Sunday, January 28, 2007

Virginia Cosentino 13th of April, 1939 - 28th of January, 2007

I received a rude awakening, but not unexpected phone call from my mothers aged care home this morning. My mother had passed on to her next life this morning at 6:30am.

She was the strongest woman I've ever known. Her struggles would bring tears to my eyes. To see what she has seen would have been akin to our worst nightmares. Mother of three boys, she did everything she could to raise us handfuls.

Friday, January 26, 2007

Last night was teh awesome

Beagle and I went along to Terri's (reception from work) to play some Nintendo Wii, eat and drink. Karensa came along with me. I wanted her to be there because she deserves to have some fun too and I knew she would either go home or stay at work and keep working while waiting for me.
I had not been too social recently, due to mum's health. So it was a great relief to finally get out and not think about her for a few hours.

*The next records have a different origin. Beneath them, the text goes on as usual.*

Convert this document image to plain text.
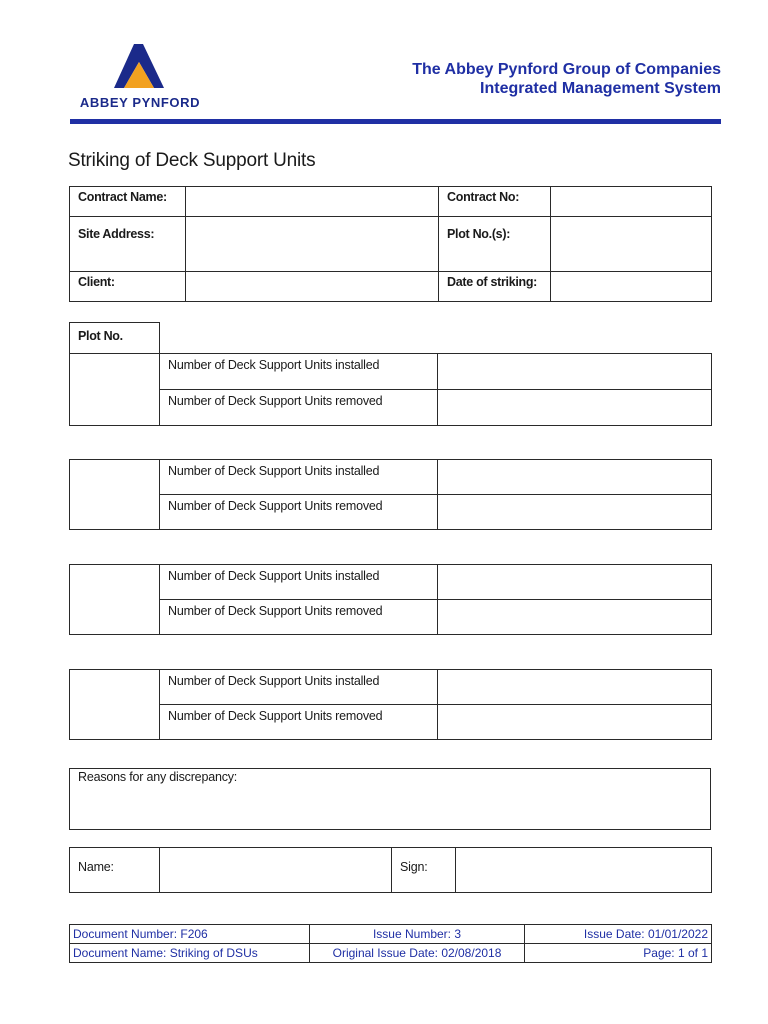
ABBEY PYNFORD
The Abbey Pynford Group of Companies
Integrated Management System
Striking of Deck Support Units
Contract Name:		Contract No:	
Site Address:		Plot No.(s):	
Client:		Date of striking:	
Plot No.
	Number of Deck Support Units installed	
	Number of Deck Support Units removed	
	Number of Deck Support Units installed	
	Number of Deck Support Units removed	
	Number of Deck Support Units installed	
	Number of Deck Support Units removed	
	Number of Deck Support Units installed	
	Number of Deck Support Units removed	
Reasons for any discrepancy:
Name:		Sign:	
Document Number: F206	Issue Number: 3	Issue Date: 01/01/2022
Document Name: Striking of DSUs	Original Issue Date: 02/08/2018	Page: 1 of 1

Thursday, January 25, 2007

Good News

I just received a call from the new aged care home that mum has made the transfer from St. Joseph's Hospis to Ferndale nursing home. I'll be going to see her shortly after work.

I still have to go back to the hospis and pick up some stuff they forgot to pack. They did enough as it is, especially looking after someone so difficult.

She has become really difficult to deal with. It's very hard watching someone die so slowly.

Cheers

pipsqeek

Wednesday, January 24, 2007

An update, for the dedicated fan

It's still January. It's still crap so far. :(

My mother has got worse each day. She's currently in a Hospis but will be moved to an old age home (Nursing home) tomorrow. It's funny. When my brother died about three years ago. It was all of a sudden. I grieved with the loses in my own little way. But in comparison, watching my mother go through what she is going through.... if she were a horse or a dog it would be inhumane to keep her living.

I know this sounds harsh, but deep down I wish she would just finally pass on. Because that way she will be void of all the pain she is feeling. All the suffering she is going through, emotionally, physically and psychologically.

Wednesday, January 10, 2007

Crap, Crap, Crap, Crap and more Crap

It's been a shitty past three months.

Mum hasn't been doing too well. I've missed out on a lot of opportunities. I miss seeing my mates. Christmas and New Years was okay. But not brilliant. I wanted this one to be brilliant.

Went to a few gigs before the end of the year. I've started to ride my bicycle again. I hope I keep that up :)

I need a holiday. Time off work. Time away on my own.